Tuesday, March 19, 2013

Ben Carson retiring from neurosurgeon career. Looks like politics is next on horizon.


Pediatric, neurosurgeon Ben Carson recently spoke at the the CPAC conference.  While there he announced he'll be soon retiring and it looks like he'll be pursuing higher office.

He has a powerful personal story, rising from deep poverty, raised by a single mother.  He went on to become a world renowned surgeon who's increasingly concerned with the direction our nation is going.

You can hear his speech here.

Here's a written account of it.
He noted that some of his critics have asked why a medical doctor would have any business weighing in on economic policy.  ”It’s not brain surgery,” he responded with a chuckle, and indeed much of his economic advice is a mixture of common sense (which Carson frequently praises) and the same brand of dispassionate analysis that informs surgical decisions.  For example, he observed there’s an awful lot of money floating around beyond America’s borders, and our government could bring it home by “treating businesses as friends, not as enemies” and recognizing they are private enterprises lawfully seeking profit, not welfare agencies.  He repeated his comments about truly fair taxation from the National Prayer Breakfast, advocating a low and flat tax system that punishes no one and exempts no one.

What horrifies Carson is the assertion that he had no right to voice his opinions at that February prayer breakfast because he has black skin, and stood in the august presence of King Barack I.  He explained that a brain surgeon is well-qualified to give testimony about how people are all the same inside, no matter the color of the skin stretched over their skulls.

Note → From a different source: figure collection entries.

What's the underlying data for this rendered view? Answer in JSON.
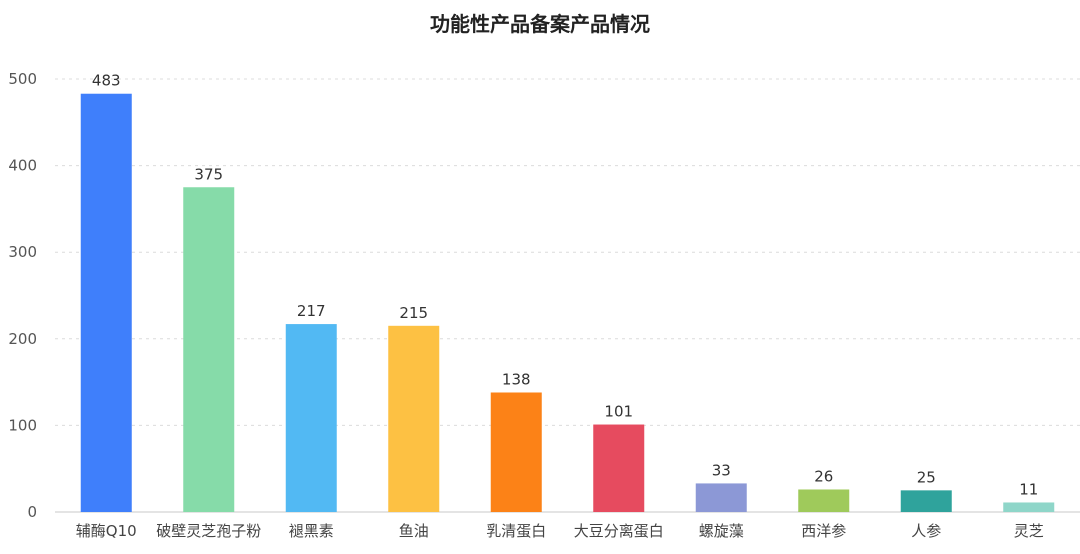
{
  "chart_data": {
    "type": "bar",
    "title": "功能性产品备案产品情况",
    "categories": [
      "辅酶Q10",
      "破壁灵芝孢子粉",
      "褪黑素",
      "鱼油",
      "乳清蛋白",
      "大豆分离蛋白",
      "螺旋藻",
      "西洋参",
      "人参",
      "灵芝"
    ],
    "values": [
      483,
      375,
      217,
      215,
      138,
      101,
      33,
      26,
      25,
      11
    ],
    "colors": [
      "#3f7ffb",
      "#86dba9",
      "#52b9f3",
      "#fdc143",
      "#fc8217",
      "#e64b5f",
      "#8c98d6",
      "#9fca5b",
      "#2fa39c",
      "#8fd6c9"
    ],
    "yticks": [
      0,
      100,
      200,
      300,
      400,
      500
    ],
    "ylim": [
      0,
      500
    ],
    "grid": true,
    "legend": false,
    "xlabel": "",
    "ylabel": ""
  }
}
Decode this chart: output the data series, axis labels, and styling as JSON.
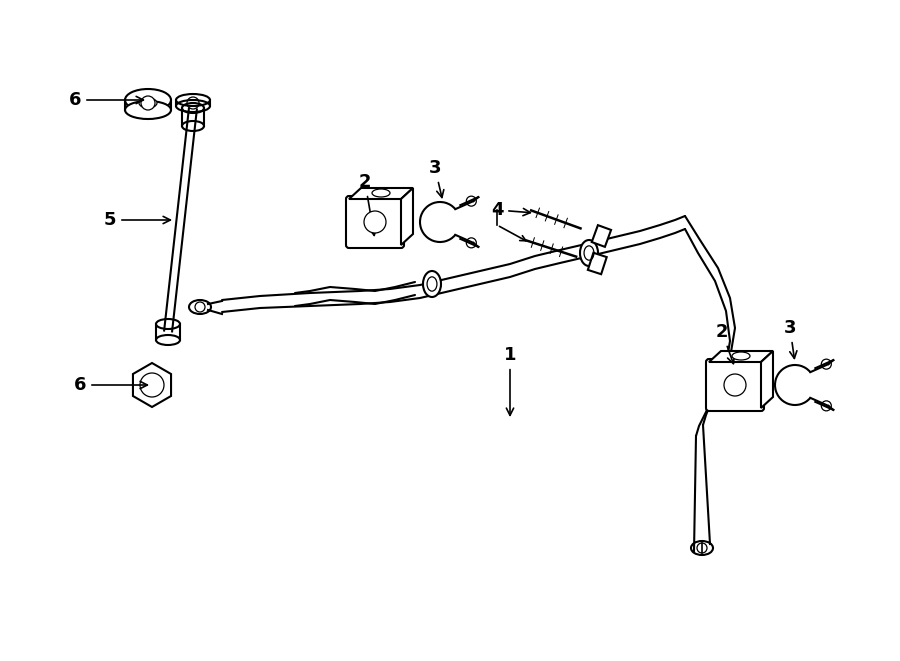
{
  "bg_color": "#ffffff",
  "lc": "#000000",
  "lw": 1.5,
  "tlw": 0.9,
  "fs": 13,
  "figsize": [
    9.0,
    6.61
  ],
  "dpi": 100
}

As for the propriety of a doctor offering moral and political advice, Carson said this fell under the finest traditions of self-government.  ”This is a country that’s for, of, and by the people – not for, of, and by the government.  And if we turn it over to them, we cannot complain about what they’re doing… because this is the natural course of men, and we have to hold their feet to the fire.”

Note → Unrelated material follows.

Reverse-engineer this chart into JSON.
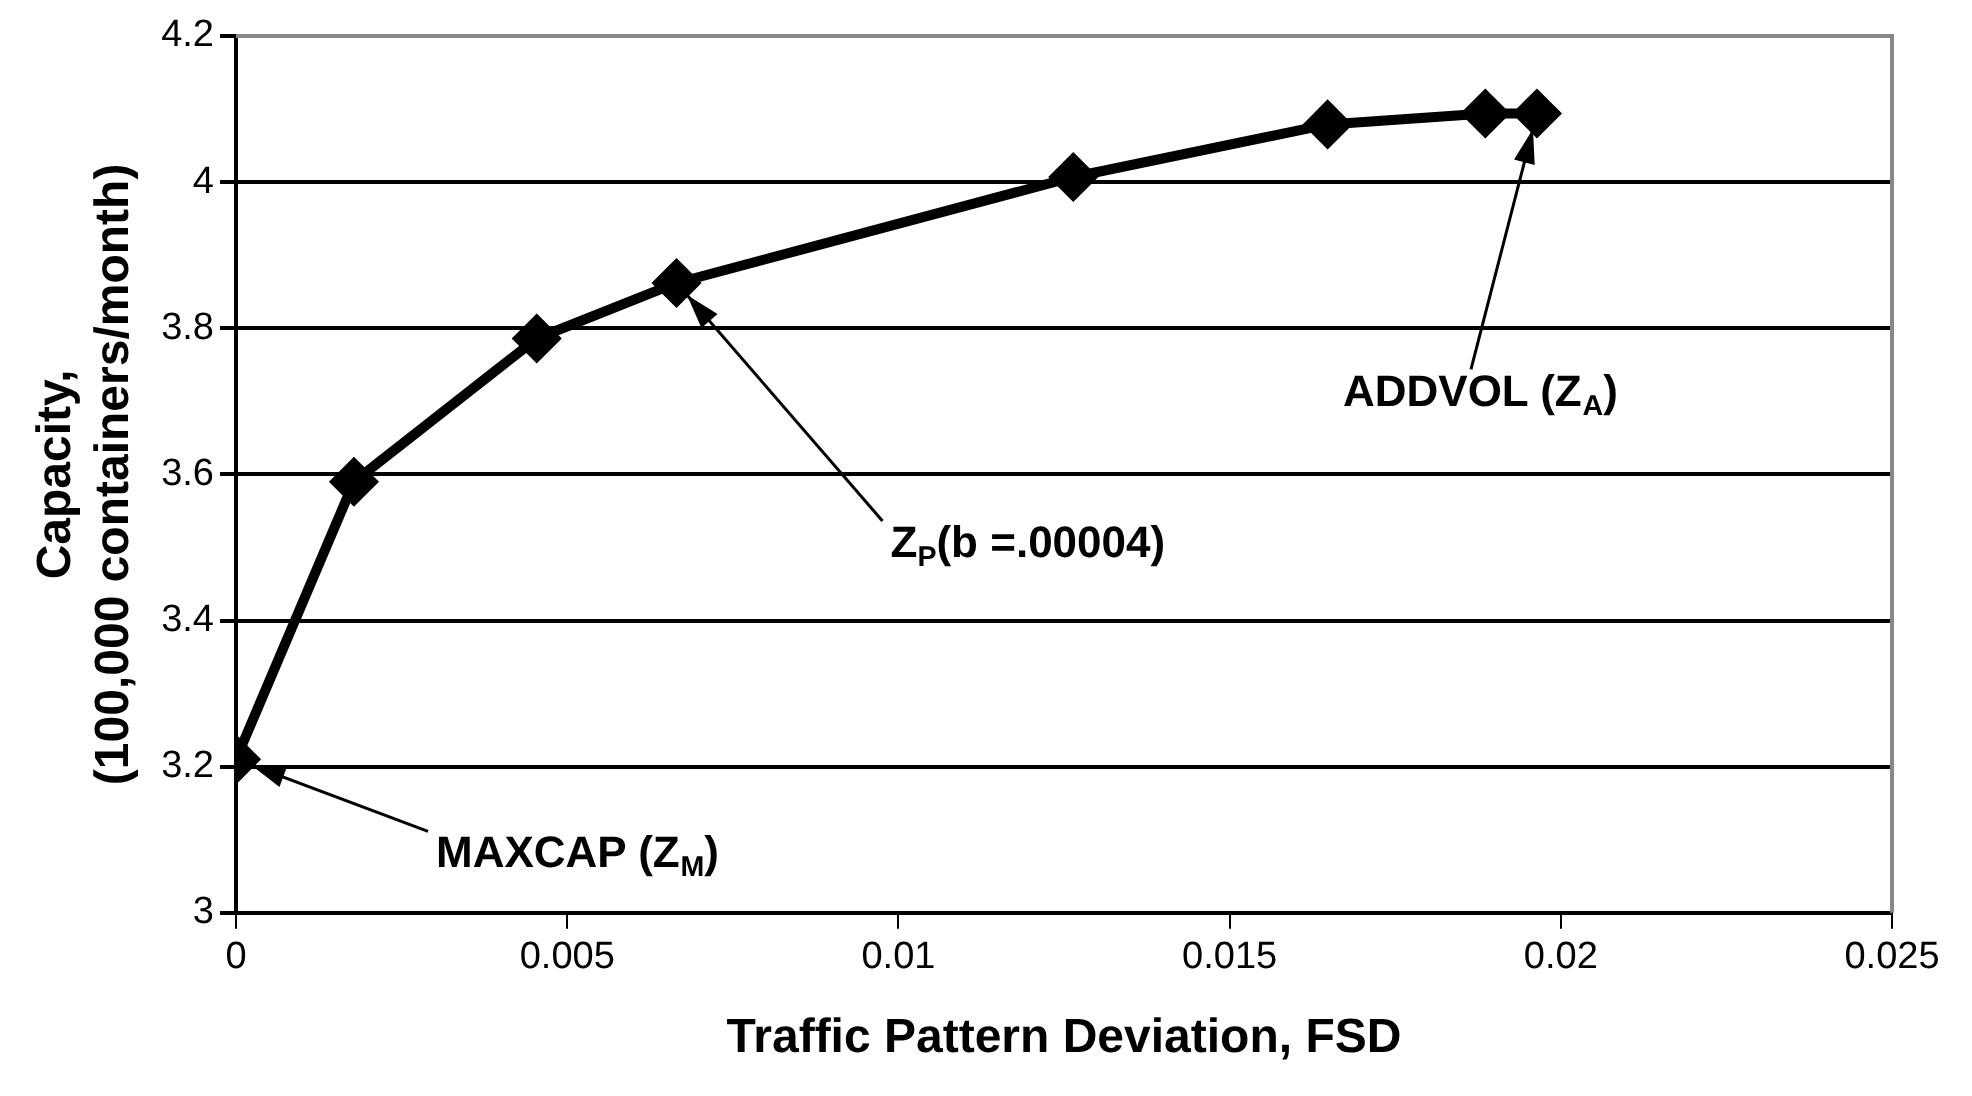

Angry criticism from the Left has not caused Carson to water down his critique of liberal policies.  If anything, he was even feistier at CPAC.  He explained that if he were an enemy of the United States, he would set about destroying the nation in four simple steps: create division among the people, encourage a culture of ridicule for basic morality, undermine the nation’s financial stability through excessive government debt, and weaken the military.  ”It appears, coincidentally, that those are the very things that are happening right now,” he observed.  ”And the question is, how do we stop it?  Can we stop it, or must we inexorably follow the same kind of path that other pinnacle nations have followed before their destruction?”

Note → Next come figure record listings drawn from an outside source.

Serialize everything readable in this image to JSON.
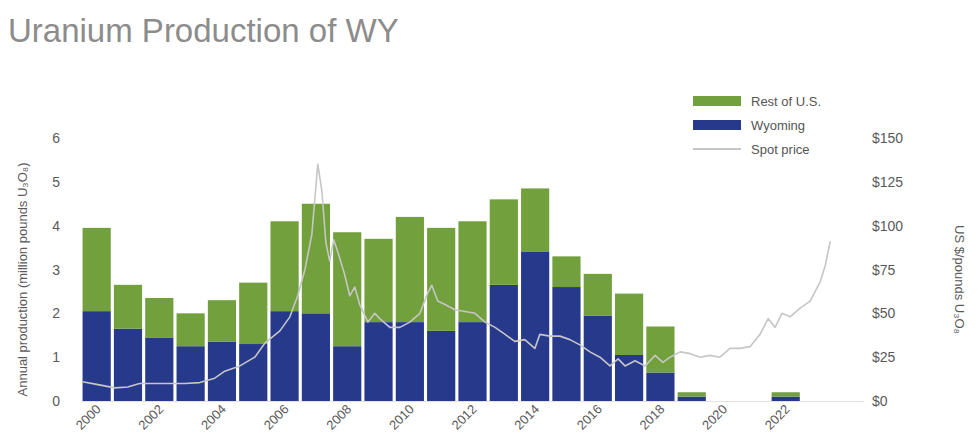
{
  "chart_data": {
    "type": "bar",
    "title": "Uranium Production of WY",
    "y_label": "Annual production (million pounds U₃O₈)",
    "y2_label": "US $/pounds U₃O₈",
    "stacked": true,
    "grid": false,
    "legend": "top right",
    "x": [
      2000,
      2001,
      2002,
      2003,
      2004,
      2005,
      2006,
      2007,
      2008,
      2009,
      2010,
      2011,
      2012,
      2013,
      2014,
      2015,
      2016,
      2017,
      2018,
      2019,
      2020,
      2021,
      2022
    ],
    "xlim": [
      1999.5,
      2024.5
    ],
    "xticks": [
      2000,
      2002,
      2004,
      2006,
      2008,
      2010,
      2012,
      2014,
      2016,
      2018,
      2020,
      2022
    ],
    "ylim": [
      0,
      6
    ],
    "yticks": [
      0,
      1,
      2,
      3,
      4,
      5,
      6
    ],
    "y2lim": [
      0,
      150
    ],
    "y2ticks": [
      {
        "value": 0,
        "label": "$0"
      },
      {
        "value": 25,
        "label": "$25"
      },
      {
        "value": 50,
        "label": "$50"
      },
      {
        "value": 75,
        "label": "$75"
      },
      {
        "value": 100,
        "label": "$100"
      },
      {
        "value": 125,
        "label": "$125"
      },
      {
        "value": 150,
        "label": "$150"
      }
    ],
    "series": [
      {
        "name": "Wyoming",
        "color": "#27398a",
        "values": [
          2.05,
          1.65,
          1.45,
          1.25,
          1.35,
          1.3,
          2.05,
          2.0,
          1.25,
          1.8,
          1.8,
          1.6,
          1.8,
          2.65,
          3.4,
          2.6,
          1.95,
          1.05,
          0.65,
          0.1,
          0,
          0,
          0.1
        ]
      },
      {
        "name": "Rest of U.S.",
        "color": "#72a03c",
        "values": [
          1.9,
          1.0,
          0.9,
          0.75,
          0.95,
          1.4,
          2.05,
          2.5,
          2.6,
          1.9,
          2.4,
          2.35,
          2.3,
          1.95,
          1.45,
          0.7,
          0.95,
          1.4,
          1.05,
          0.1,
          0,
          0,
          0.1
        ]
      },
      {
        "name": "Spot price",
        "type": "line",
        "axis": "y2",
        "color": "#c6c6c6",
        "x": [
          1999.55,
          2000,
          2000.58,
          2000.99,
          2001.37,
          2002.01,
          2002.81,
          2003.29,
          2003.77,
          2004.09,
          2004.57,
          2005.05,
          2005.37,
          2005.85,
          2006.17,
          2006.42,
          2006.65,
          2006.87,
          2007.06,
          2007.19,
          2007.32,
          2007.44,
          2007.57,
          2007.7,
          2007.92,
          2008.08,
          2008.24,
          2008.4,
          2008.66,
          2008.88,
          2009.04,
          2009.36,
          2009.68,
          2010,
          2010.32,
          2010.58,
          2010.7,
          2010.89,
          2011.12,
          2011.44,
          2011.76,
          2012.08,
          2012.4,
          2012.72,
          2013.04,
          2013.35,
          2013.67,
          2013.99,
          2014.15,
          2014.47,
          2014.79,
          2015.11,
          2015.43,
          2015.75,
          2016.07,
          2016.39,
          2016.65,
          2016.87,
          2017.19,
          2017.51,
          2017.83,
          2018.08,
          2018.31,
          2018.63,
          2018.95,
          2019.27,
          2019.58,
          2019.9,
          2020.22,
          2020.54,
          2020.86,
          2021.18,
          2021.44,
          2021.66,
          2021.88,
          2022.14,
          2022.46,
          2022.78,
          2023.1,
          2023.26,
          2023.42
        ],
        "values": [
          11,
          9.5,
          7.5,
          8,
          10,
          10,
          10,
          10.5,
          13,
          17,
          20,
          25,
          33,
          40,
          48,
          60,
          75,
          95,
          135,
          120,
          90,
          80,
          92,
          85,
          72,
          60,
          65,
          55,
          45,
          50,
          47,
          42,
          42,
          45,
          50,
          62,
          66,
          57,
          55,
          52,
          51,
          50,
          45,
          42,
          38,
          34,
          35,
          30,
          38,
          37,
          37,
          35,
          32,
          28,
          25,
          20,
          24,
          20,
          23,
          20,
          26,
          22,
          25,
          28,
          27,
          25,
          26,
          25,
          30,
          30,
          31,
          38,
          47,
          42,
          50,
          48,
          53,
          57,
          68,
          77,
          91
        ]
      }
    ]
  }
}
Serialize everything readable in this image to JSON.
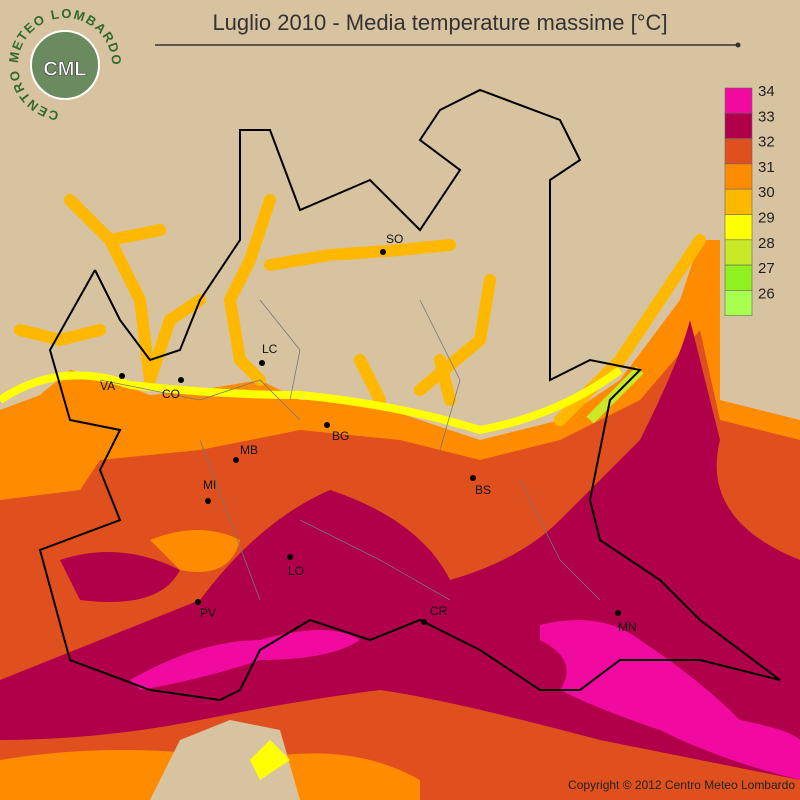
{
  "header": {
    "title": "Luglio 2010 - Media temperature massime [°C]"
  },
  "logo": {
    "short": "CML",
    "ring": "CENTRO METEO LOMBARDO"
  },
  "legend": {
    "entries": [
      {
        "label": "34",
        "color": "#f00aa0"
      },
      {
        "label": "33",
        "color": "#b0004a"
      },
      {
        "label": "32",
        "color": "#e0501e"
      },
      {
        "label": "31",
        "color": "#ff8c00"
      },
      {
        "label": "30",
        "color": "#ffb800"
      },
      {
        "label": "29",
        "color": "#ffff00"
      },
      {
        "label": "28",
        "color": "#c8e828"
      },
      {
        "label": "27",
        "color": "#90f020"
      },
      {
        "label": "26",
        "color": "#a8ff50"
      }
    ]
  },
  "cities": [
    "SO",
    "LC",
    "VA",
    "CO",
    "BG",
    "MB",
    "BS",
    "MI",
    "LO",
    "PV",
    "CR",
    "MN"
  ],
  "footer": {
    "copyright": "Copyright © 2012 Centro Meteo Lombardo"
  }
}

A major component of Carson’s plan to avoid doom lies in educational reform, which he and his wife have invested heavily in through their scholarship program.  Beaming with pride, Carson announced that one of his grantees had been accepted into the neurosurgery program at Johns Hopkins, where he has long been the director of pediatric neurosurgery.

“Education is a fundamental principle of what made America a success,” he declared, reviewing the importance of education (and a determined mother) in his own life, and pointing out that well-educated people are better equipped to pursue opportunity and provide for themselves, rather than lapsing into social safety-net dependency.  ”We can’t afford to throw any young people away,” he warned.

Carson sees the modern welfare super-state as an outgrowth of America’s innate generosity, but says it was a mistake to entrust that generosity to inefficient, self-interested bureaucracy over efficient, compassionate private charities.  He has a dim view of the ulterior motives held by some champions of the welfare state.  ”What you’re saying is that ‘I, the superior elite, will take care of you.’  Why?  Because, you see, that superior, elite group needs to feel superior and elite.  And they can’t be superior and elite unless you have a whole lot of people down there groveling around.  So you keep them down there by feeding them.”

As he did at the National Prayer Breakfast, Carson warned of the dangers of allowing government to control health care, which represents one-sixth of the economy.  ”If the government can control that, they can control everything,” he said.  Instead, he proposes that 80 percent of the interactions between doctors and patients could be easily handled through health savings accounts, a proposal discussed in more detail in his book, America the Beautiful.

Carson also entreated his CPAC audience to “resist this war on God,” the forced cleansing of religious and moral principles from public life.  He views this as an “absolutely absurd” assault on freedom of speech and religion.  ”Let’s let everybody believe what they want to believe,” he countered.  ”And that means, P.C. police, don’t you be coming down on people who believe in God and who believe in Jesus.”

This would interfere with the manufacture of division and paranoia among the people, which he cited as step 1 in his four-step plan to destroy America.  ”We need to understand that we are not each others’ enemies in this country.  And it is only the political class that derives its power by creating friction.  It is only the media that derives its importance by creating friction… that uses every little thing to create this chasm between people.  This is not who we are.  We have much more in common with other people than we have apart.  And we have to be smart enough to understand that, and we have to live by Godly principles of loving your fellow man, of caring about your neighbor… of developing your God-given talents to the utmost, so you become valuable to the people around you… of having values and principles to guide your life.  And if we do that, not only will we remain a pinnacle nation, but we will truly have one nation – under God – indivisible – with liberty and justice for all.”